The past few days I've been reflecting on what we're trying to build here. You see, long before we packed our bags to leave, years before we sold our house in Seattle, Eddie and I felt a strong call to return to Belize.
From having lived here (short-term) previously, we had a strong sense of the needs here. Over months and years, we researched the culture, economy, development statistics, and then formulated (what I felt) was a killer plan.
I created PowerPoint presentations that showed why we were the right people to make a difference in Belize. Our years of social work and community work, our multi-cultural and multilingual family- it all made so much sense! While we prayed, we got confirmation after confirmation of our call, but no specifics about what we would do here. So, we started to make a plan of our own, telling God He could redirect us at any time. What we didn't expect was for that redirection to hit a month before we were scheduled to leave. What had taken us a long time to painstakingly create was wiped out in a single blow.
What had seemed so solid was no more than a house or cards...or straw.

In the story of the Three Little Pigs, the first little pig used what was easy and on-hand to build something quick, but that couldn't withstand even the slightest test. Once it was over, I realized that what I had built up in my mind and heart was just as flimsy as that house of straw.
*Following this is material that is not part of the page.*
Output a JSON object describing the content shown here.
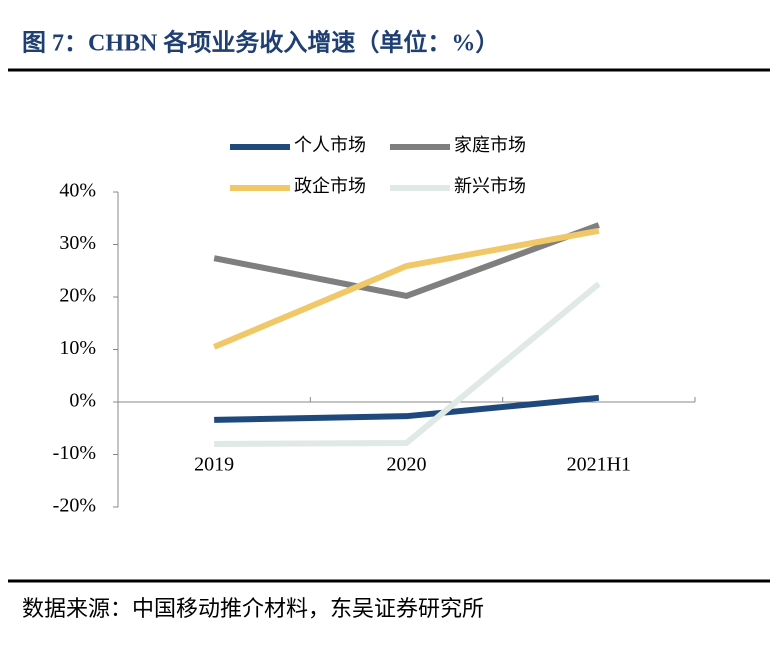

So, stepping over the ruins of our first dream, we boarded the plane determined to only build what God instructed us to build.
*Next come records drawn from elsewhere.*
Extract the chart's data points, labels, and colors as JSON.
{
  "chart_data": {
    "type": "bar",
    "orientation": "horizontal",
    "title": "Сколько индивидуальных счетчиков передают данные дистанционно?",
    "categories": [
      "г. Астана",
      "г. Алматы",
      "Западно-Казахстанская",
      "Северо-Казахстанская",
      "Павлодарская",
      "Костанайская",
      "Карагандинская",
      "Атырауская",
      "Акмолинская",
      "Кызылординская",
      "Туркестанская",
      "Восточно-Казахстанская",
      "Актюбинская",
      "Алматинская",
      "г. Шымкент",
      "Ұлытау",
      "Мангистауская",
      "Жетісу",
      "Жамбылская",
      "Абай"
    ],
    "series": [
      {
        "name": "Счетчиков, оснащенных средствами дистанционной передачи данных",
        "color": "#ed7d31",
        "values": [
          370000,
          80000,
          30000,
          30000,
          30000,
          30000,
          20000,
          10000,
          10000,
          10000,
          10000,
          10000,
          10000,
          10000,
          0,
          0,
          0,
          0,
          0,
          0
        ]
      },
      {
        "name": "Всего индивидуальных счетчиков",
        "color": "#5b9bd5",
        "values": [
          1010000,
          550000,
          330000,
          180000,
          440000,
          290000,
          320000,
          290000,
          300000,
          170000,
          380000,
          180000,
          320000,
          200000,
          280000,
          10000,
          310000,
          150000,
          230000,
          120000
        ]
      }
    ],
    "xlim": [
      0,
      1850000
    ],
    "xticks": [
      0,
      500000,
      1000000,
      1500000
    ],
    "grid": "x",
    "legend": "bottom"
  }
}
Fast forward several months and a new plan starts to formulate that just makes sense. With all the multinational NGOs in Belize, it just makes sense that I would pursue a job with one of them. I can do community development work while Eddie does whatever ministry He is called to do. Why hadn't I thought of this earlier!?
I guess I fancy myself the architect of our family's life. It wasn't until this week that I saw this new idea for what it was: another way for me build something in my own strength. Like the second little pig's house of wood, this plan would require more time, more effort and offer more security than the house of straw. But I was kidding myself if I thought I could direct my life, and that of my family, better than God can.
Psalm 127:1 says, "Unless the LORD builds the house, the builders labor in vain."
There's a reason God's plans take time. Whatever He builds are built to last. They are built to shelter us, protect us and withstand the storms of life.
Matthew 7: 24-25 says, “Everyone then who hears these words of mine and does them will be like a wise man who built his house on the rock. 25 And the rain fell, and the floods came, and the winds blew and beat on that house, but it did not fall, because it had been founded on the rock."
So, rather than waiting for the Big Bad Wolf to come and obliterate my wooden house, I am voluntarily walking away from it. If God wants the NGO job idea to happen, it will. But instead of wracking my brain to figure out how all of this is gonna work-out, I'm going to "hear His words and do them." If He builds the house, it will stand the test of time.